New Girl star Jake Johnson may love the cool guys of cinema, but, he tells me, he isn't interested in playing them on screen. In his new film Win It All, Johnson stars as Eddie, the ultimate uncool guy: a down-on-his-luck gambler. "I feel like the 'gambler' character is a mostly down-on-his-luck guy," Johnson says via phone, a few days before the film's Apr. 7 premiere on Netflix. "I think there’s a thing about movies where lead characters are just so ridiculously cool all the time. I didn't want to make Eddie cool."
Despite having a deep love for the genre of gambling films and the suave characters who star in them, Johnson portrayed Eddie as being different from the norm. "I wanted Eddie to think he might be cool, but what makes him likable is he’s a goober. He’s a gambler and he’s deep in it," the actor explains. Getting older by the minute with no real job or stability to speak of, Eddie gambles at the card table and in real life, hoping to turn his luck around and make something of himself. After losing an insane amount of his friend's money, he has to quite literally win it all back or risk serious repercussions.

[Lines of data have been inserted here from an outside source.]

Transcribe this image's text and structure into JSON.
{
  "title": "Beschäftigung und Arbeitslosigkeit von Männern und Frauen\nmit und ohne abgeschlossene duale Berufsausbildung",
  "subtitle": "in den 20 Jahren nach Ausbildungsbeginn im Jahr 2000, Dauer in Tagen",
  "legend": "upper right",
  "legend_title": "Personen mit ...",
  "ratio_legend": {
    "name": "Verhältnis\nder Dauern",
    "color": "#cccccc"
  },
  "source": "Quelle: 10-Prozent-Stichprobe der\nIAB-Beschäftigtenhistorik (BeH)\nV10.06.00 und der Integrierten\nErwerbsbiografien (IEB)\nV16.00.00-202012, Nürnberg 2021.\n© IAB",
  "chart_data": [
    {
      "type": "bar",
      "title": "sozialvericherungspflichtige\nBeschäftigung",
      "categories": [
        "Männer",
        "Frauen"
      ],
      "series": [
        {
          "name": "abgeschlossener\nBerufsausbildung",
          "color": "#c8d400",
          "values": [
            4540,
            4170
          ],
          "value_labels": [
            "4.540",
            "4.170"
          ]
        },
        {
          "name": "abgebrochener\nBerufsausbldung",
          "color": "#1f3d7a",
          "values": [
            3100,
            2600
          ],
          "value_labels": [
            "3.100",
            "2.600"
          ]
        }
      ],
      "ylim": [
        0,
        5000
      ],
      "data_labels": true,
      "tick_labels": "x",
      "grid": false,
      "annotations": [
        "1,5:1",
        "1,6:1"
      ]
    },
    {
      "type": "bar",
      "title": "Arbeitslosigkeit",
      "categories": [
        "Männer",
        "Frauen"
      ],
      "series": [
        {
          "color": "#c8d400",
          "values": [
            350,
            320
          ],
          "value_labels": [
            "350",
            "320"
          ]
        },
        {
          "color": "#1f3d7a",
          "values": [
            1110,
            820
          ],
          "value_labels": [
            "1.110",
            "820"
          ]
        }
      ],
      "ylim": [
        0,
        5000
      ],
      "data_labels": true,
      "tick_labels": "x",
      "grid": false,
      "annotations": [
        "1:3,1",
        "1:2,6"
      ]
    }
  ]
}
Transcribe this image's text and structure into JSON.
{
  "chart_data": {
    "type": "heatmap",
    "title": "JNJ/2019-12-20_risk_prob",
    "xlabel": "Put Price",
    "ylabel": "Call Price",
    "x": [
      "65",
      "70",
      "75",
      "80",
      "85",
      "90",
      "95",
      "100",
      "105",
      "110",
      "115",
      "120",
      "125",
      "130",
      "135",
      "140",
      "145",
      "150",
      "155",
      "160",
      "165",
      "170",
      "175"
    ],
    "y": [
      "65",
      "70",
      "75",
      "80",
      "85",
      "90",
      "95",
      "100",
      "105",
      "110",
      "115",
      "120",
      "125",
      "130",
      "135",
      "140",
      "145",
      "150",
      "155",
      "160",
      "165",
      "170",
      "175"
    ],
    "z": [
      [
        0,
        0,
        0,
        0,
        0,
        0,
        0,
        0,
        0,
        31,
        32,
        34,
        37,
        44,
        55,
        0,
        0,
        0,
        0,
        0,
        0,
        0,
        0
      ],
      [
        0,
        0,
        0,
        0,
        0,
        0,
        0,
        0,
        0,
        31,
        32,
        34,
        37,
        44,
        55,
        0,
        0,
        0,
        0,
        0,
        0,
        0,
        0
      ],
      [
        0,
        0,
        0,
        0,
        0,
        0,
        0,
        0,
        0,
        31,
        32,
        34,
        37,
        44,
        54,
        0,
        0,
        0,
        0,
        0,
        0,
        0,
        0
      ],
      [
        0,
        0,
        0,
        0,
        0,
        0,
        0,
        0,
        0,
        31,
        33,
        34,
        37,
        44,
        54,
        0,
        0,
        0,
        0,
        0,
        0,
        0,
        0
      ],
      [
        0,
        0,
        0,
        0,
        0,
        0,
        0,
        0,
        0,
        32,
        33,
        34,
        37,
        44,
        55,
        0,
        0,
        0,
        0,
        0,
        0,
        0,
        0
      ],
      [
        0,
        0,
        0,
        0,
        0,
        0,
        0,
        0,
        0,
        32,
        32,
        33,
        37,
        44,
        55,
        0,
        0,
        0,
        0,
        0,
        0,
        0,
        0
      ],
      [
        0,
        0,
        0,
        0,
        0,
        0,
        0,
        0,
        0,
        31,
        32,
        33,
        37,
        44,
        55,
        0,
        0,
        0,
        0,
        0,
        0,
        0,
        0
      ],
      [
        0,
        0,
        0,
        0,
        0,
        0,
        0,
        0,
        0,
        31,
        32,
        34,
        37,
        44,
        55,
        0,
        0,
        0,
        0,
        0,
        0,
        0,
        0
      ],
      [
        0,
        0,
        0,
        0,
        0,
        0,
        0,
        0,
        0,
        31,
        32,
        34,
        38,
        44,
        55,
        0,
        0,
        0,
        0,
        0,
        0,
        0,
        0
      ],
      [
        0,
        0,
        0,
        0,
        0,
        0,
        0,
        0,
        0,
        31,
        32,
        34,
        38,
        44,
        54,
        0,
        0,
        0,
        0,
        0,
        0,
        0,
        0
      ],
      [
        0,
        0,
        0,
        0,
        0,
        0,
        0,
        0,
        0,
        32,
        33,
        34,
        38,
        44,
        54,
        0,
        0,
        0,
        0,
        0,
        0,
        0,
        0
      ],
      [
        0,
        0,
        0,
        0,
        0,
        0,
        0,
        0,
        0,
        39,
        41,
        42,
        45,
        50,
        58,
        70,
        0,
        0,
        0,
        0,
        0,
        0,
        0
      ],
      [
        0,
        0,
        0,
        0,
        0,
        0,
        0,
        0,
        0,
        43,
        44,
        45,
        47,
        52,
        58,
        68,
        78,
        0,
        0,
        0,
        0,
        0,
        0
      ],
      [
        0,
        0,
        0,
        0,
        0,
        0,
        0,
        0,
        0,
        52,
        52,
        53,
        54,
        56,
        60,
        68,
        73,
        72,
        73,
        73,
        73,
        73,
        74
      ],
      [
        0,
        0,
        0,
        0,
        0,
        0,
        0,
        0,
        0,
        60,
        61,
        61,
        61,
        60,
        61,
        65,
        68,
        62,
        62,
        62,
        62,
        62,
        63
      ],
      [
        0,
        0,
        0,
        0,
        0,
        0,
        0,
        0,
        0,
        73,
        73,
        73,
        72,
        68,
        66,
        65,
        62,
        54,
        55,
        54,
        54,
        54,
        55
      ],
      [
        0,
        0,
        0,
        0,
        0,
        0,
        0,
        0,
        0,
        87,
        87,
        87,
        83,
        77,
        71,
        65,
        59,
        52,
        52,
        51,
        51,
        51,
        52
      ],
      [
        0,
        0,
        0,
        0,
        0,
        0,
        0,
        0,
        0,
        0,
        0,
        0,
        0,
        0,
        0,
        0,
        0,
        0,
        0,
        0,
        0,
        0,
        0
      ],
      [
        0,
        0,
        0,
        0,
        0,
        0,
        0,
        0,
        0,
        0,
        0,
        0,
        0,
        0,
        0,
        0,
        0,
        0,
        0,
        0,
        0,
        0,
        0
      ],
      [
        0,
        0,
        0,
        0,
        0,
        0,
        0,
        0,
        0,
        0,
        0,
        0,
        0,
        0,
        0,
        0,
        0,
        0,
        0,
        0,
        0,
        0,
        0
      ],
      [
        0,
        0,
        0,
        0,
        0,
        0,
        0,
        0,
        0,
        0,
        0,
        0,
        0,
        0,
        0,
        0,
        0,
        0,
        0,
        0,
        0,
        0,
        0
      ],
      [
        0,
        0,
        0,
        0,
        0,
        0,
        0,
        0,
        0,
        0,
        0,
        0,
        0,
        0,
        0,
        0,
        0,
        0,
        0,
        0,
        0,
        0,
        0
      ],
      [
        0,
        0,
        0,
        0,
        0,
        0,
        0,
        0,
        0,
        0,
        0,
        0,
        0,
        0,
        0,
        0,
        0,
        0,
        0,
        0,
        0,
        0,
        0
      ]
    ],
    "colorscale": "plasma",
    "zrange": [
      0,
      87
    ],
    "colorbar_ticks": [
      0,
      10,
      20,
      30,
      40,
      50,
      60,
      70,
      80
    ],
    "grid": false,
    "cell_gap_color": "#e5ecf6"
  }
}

It's a nice change of pace for Johnson, who's spent the last several years cultivating an on-screen persona in shows like New Girl and movies like Drinking Buddies as an affable everyman who doesn't nail it 100 percent of the time but is always easy to root for. Eddie, though, goes a little bit deeper, with Johnson giving the gambler stereotype a more authentic spin than typically seen in movies and on TV.

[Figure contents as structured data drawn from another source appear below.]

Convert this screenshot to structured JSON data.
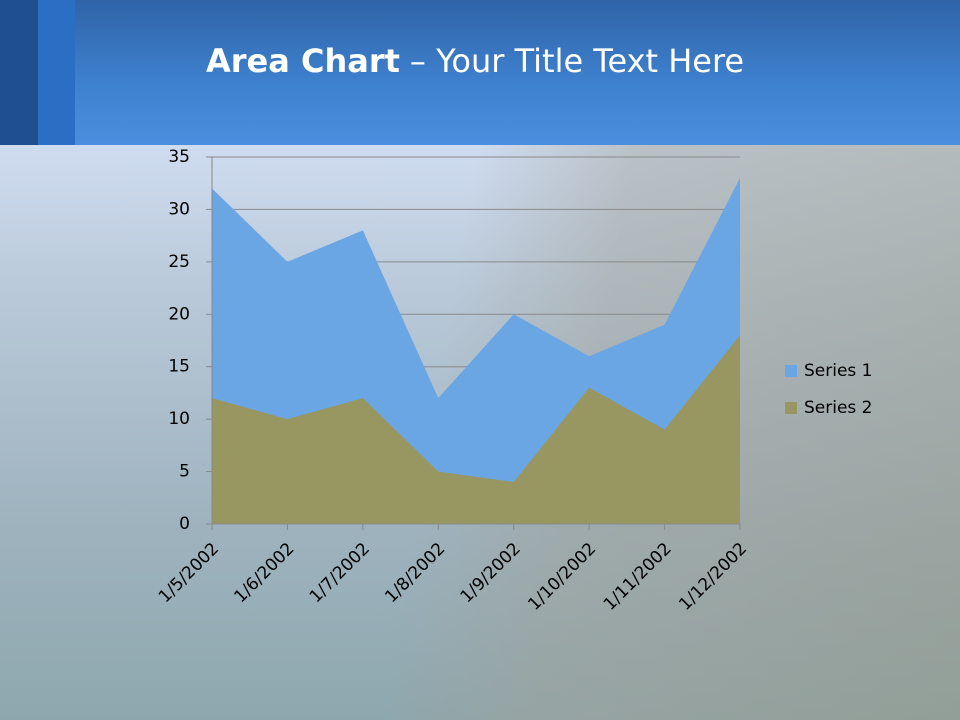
{
  "chart_data": {
    "type": "area",
    "title_bold": "Area Chart",
    "title": "– Your Title Text Here",
    "categories": [
      "1/5/2002",
      "1/6/2002",
      "1/7/2002",
      "1/8/2002",
      "1/9/2002",
      "1/10/2002",
      "1/11/2002",
      "1/12/2002"
    ],
    "series": [
      {
        "name": "Series 1",
        "color": "#6aa5e4",
        "values": [
          32,
          25,
          28,
          12,
          20,
          16,
          19,
          33
        ]
      },
      {
        "name": "Series 2",
        "color": "#989762",
        "values": [
          12,
          10,
          12,
          5,
          4,
          13,
          9,
          18
        ]
      }
    ],
    "ylim": [
      0,
      35
    ],
    "yticks": [
      0,
      5,
      10,
      15,
      20,
      25,
      30,
      35
    ],
    "grid": true,
    "legend": "right"
  }
}
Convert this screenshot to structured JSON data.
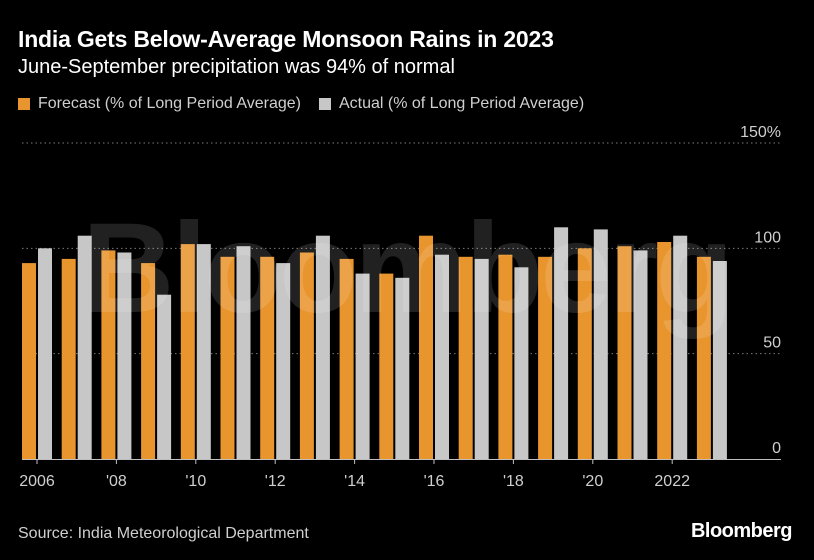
{
  "title": "India Gets Below-Average Monsoon Rains in 2023",
  "subtitle": "June-September precipitation was 94% of normal",
  "source": "Source: India Meteorological Department",
  "brand": "Bloomberg",
  "watermark": "Bloomberg",
  "colors": {
    "forecast": "#E8952E",
    "actual": "#C7C7C7",
    "grid": "#7a7a7a",
    "axis": "#bfbfbf"
  },
  "chart_data": {
    "type": "bar",
    "categories": [
      "2006",
      "2007",
      "2008",
      "2009",
      "2010",
      "2011",
      "2012",
      "2013",
      "2014",
      "2015",
      "2016",
      "2017",
      "2018",
      "2019",
      "2020",
      "2021",
      "2022",
      "2023"
    ],
    "series": [
      {
        "name": "Forecast (% of Long Period Average)",
        "values": [
          93,
          95,
          99,
          93,
          102,
          96,
          96,
          98,
          95,
          88,
          106,
          96,
          97,
          96,
          100,
          101,
          103,
          96
        ]
      },
      {
        "name": "Actual (% of Long Period Average)",
        "values": [
          100,
          106,
          98,
          78,
          102,
          101,
          93,
          106,
          88,
          86,
          97,
          95,
          91,
          110,
          109,
          99,
          106,
          94
        ]
      }
    ],
    "x_tick_labels": [
      "2006",
      "'08",
      "'10",
      "'12",
      "'14",
      "'16",
      "'18",
      "'20",
      "2022"
    ],
    "x_tick_categories": [
      "2006",
      "2008",
      "2010",
      "2012",
      "2014",
      "2016",
      "2018",
      "2020",
      "2022"
    ],
    "y_tick_labels": [
      "0",
      "50",
      "100",
      "150%"
    ],
    "y_ticks": [
      0,
      50,
      100,
      150
    ],
    "ylim": [
      0,
      150
    ],
    "grid": true,
    "legend_position": "top-left"
  }
}
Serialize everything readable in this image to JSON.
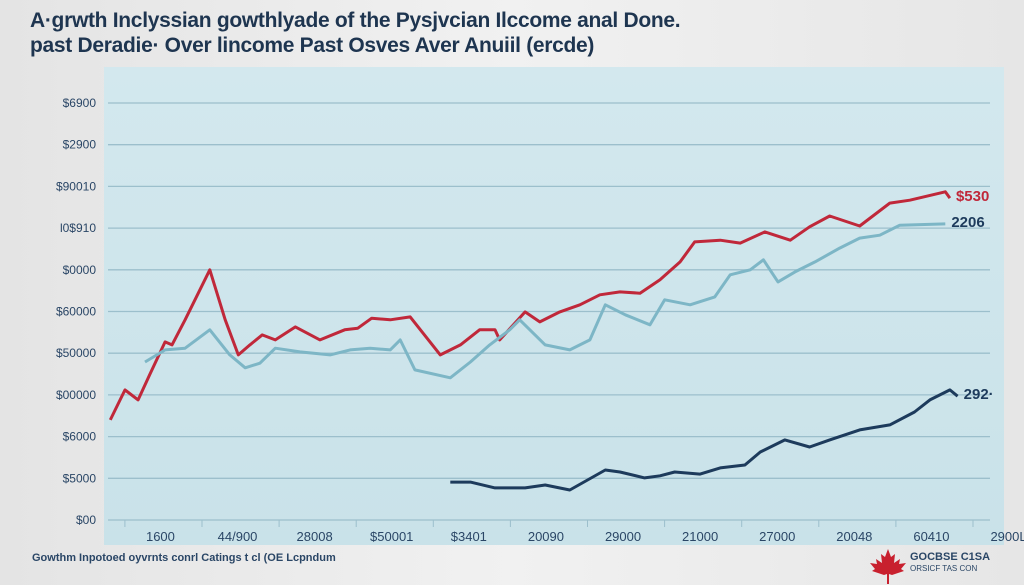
{
  "chart_data": {
    "type": "line",
    "title": [
      "A·grwth Inclyssian gowthlyade of the Pysjvcian Ilccome anal Done.",
      "past Deradie· Over lincome Past Osves  Aver Anuiil (ercde)"
    ],
    "y_tick_labels": [
      "$00",
      "$5000",
      "$6000",
      "$00000",
      "$50000",
      "$60000",
      "$0000",
      "l0$910",
      "$90010",
      "$2900",
      "$6900"
    ],
    "x_tick_labels": [
      "1600",
      "44/900",
      "28008",
      "$50001",
      "$3401",
      "20090",
      "29000",
      "21000",
      "27000",
      "20048",
      "60410",
      "2900L"
    ],
    "x_note": "x values are positions along tick index 0-10 (labels printed are garbled)",
    "ylim": [
      0,
      10
    ],
    "grid": true,
    "series": [
      {
        "color": "#c0283a",
        "end_label": "$530",
        "points": [
          [
            -0.8,
            2.4
          ],
          [
            -0.61,
            3.12
          ],
          [
            -0.44,
            2.88
          ],
          [
            -0.29,
            3.48
          ],
          [
            -0.09,
            4.27
          ],
          [
            0,
            4.2
          ],
          [
            0.17,
            4.8
          ],
          [
            0.49,
            6.0
          ],
          [
            0.69,
            4.8
          ],
          [
            0.86,
            3.96
          ],
          [
            1.01,
            4.2
          ],
          [
            1.17,
            4.44
          ],
          [
            1.34,
            4.32
          ],
          [
            1.6,
            4.63
          ],
          [
            1.92,
            4.32
          ],
          [
            2.24,
            4.56
          ],
          [
            2.41,
            4.6
          ],
          [
            2.59,
            4.84
          ],
          [
            2.83,
            4.8
          ],
          [
            3.09,
            4.87
          ],
          [
            3.48,
            3.96
          ],
          [
            3.74,
            4.2
          ],
          [
            3.99,
            4.56
          ],
          [
            4.19,
            4.56
          ],
          [
            4.25,
            4.32
          ],
          [
            4.58,
            4.99
          ],
          [
            4.77,
            4.75
          ],
          [
            5.03,
            4.99
          ],
          [
            5.29,
            5.16
          ],
          [
            5.55,
            5.4
          ],
          [
            5.81,
            5.47
          ],
          [
            6.07,
            5.44
          ],
          [
            6.33,
            5.76
          ],
          [
            6.59,
            6.19
          ],
          [
            6.78,
            6.67
          ],
          [
            7.11,
            6.71
          ],
          [
            7.37,
            6.64
          ],
          [
            7.69,
            6.91
          ],
          [
            8.02,
            6.71
          ],
          [
            8.27,
            7.03
          ],
          [
            8.53,
            7.29
          ],
          [
            8.92,
            7.05
          ],
          [
            9.31,
            7.6
          ],
          [
            9.57,
            7.67
          ],
          [
            10.03,
            7.87
          ],
          [
            10.09,
            7.72
          ]
        ]
      },
      {
        "color": "#7db6c6",
        "end_label": "2206",
        "points": [
          [
            -0.35,
            3.79
          ],
          [
            -0.09,
            4.08
          ],
          [
            0.17,
            4.12
          ],
          [
            0.49,
            4.56
          ],
          [
            0.75,
            3.96
          ],
          [
            0.95,
            3.65
          ],
          [
            1.14,
            3.76
          ],
          [
            1.34,
            4.12
          ],
          [
            1.66,
            4.03
          ],
          [
            2.05,
            3.96
          ],
          [
            2.31,
            4.08
          ],
          [
            2.57,
            4.12
          ],
          [
            2.83,
            4.08
          ],
          [
            2.96,
            4.32
          ],
          [
            3.15,
            3.6
          ],
          [
            3.61,
            3.41
          ],
          [
            3.87,
            3.79
          ],
          [
            4.12,
            4.2
          ],
          [
            4.38,
            4.56
          ],
          [
            4.51,
            4.8
          ],
          [
            4.84,
            4.2
          ],
          [
            5.16,
            4.08
          ],
          [
            5.42,
            4.32
          ],
          [
            5.62,
            5.16
          ],
          [
            5.88,
            4.92
          ],
          [
            6.2,
            4.68
          ],
          [
            6.39,
            5.28
          ],
          [
            6.72,
            5.16
          ],
          [
            7.04,
            5.35
          ],
          [
            7.24,
            5.88
          ],
          [
            7.5,
            6.0
          ],
          [
            7.67,
            6.24
          ],
          [
            7.86,
            5.71
          ],
          [
            8.08,
            5.95
          ],
          [
            8.34,
            6.19
          ],
          [
            8.66,
            6.52
          ],
          [
            8.92,
            6.76
          ],
          [
            9.18,
            6.83
          ],
          [
            9.44,
            7.07
          ],
          [
            10.03,
            7.1
          ]
        ]
      },
      {
        "color": "#1d3b5c",
        "end_label": "292·",
        "points": [
          [
            3.61,
            0.91
          ],
          [
            3.87,
            0.91
          ],
          [
            4.19,
            0.77
          ],
          [
            4.58,
            0.77
          ],
          [
            4.84,
            0.84
          ],
          [
            5.16,
            0.72
          ],
          [
            5.62,
            1.2
          ],
          [
            5.81,
            1.15
          ],
          [
            6.13,
            1.01
          ],
          [
            6.33,
            1.06
          ],
          [
            6.52,
            1.15
          ],
          [
            6.85,
            1.1
          ],
          [
            7.11,
            1.25
          ],
          [
            7.43,
            1.32
          ],
          [
            7.63,
            1.63
          ],
          [
            7.95,
            1.92
          ],
          [
            8.27,
            1.75
          ],
          [
            8.53,
            1.92
          ],
          [
            8.92,
            2.16
          ],
          [
            9.31,
            2.28
          ],
          [
            9.63,
            2.59
          ],
          [
            9.83,
            2.88
          ],
          [
            10.09,
            3.12
          ],
          [
            10.19,
            2.97
          ]
        ]
      }
    ]
  },
  "footer": {
    "source": "Gowthm Inpotoed oyvrnts conrl Catings t cl (OE Lcpndum"
  },
  "logo": {
    "name": "GOCBSE C1SA",
    "sub": "ORSICF TAS CON",
    "icon": "maple-leaf-icon",
    "color": "#c8202e"
  }
}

That desire to change up expectations colored Johnson's entire creative process for Win It All, he says; although the movie came with a solid script, improvisation was encouraged from all the actors. "[We said], 'you can always be free to say anything and do anything… but you have certain things that were perfectly scripted how we wanted them,'" Johnson explains of his process alongside director Joe Swanberg, whom he's previously collaborated with on Drinking Buddies and Joshy. "Then, other moments we said, 'This is what we need. Let’s just let the moment happen.'"
Finding that perfect balance between improv and structure was what made, in part, Win It All Johnson's "favorite experience of the three and it was the closest to what [Swanberg] and I wanted our collaboration would be about." It allowed for Johnson to dig deep into the character of Eddie, and in bringing to life a more authentic version of the on-screen gambler, the actor helps Win It All become a hilarious but bitingly truthful entry into a well-worn genre of film.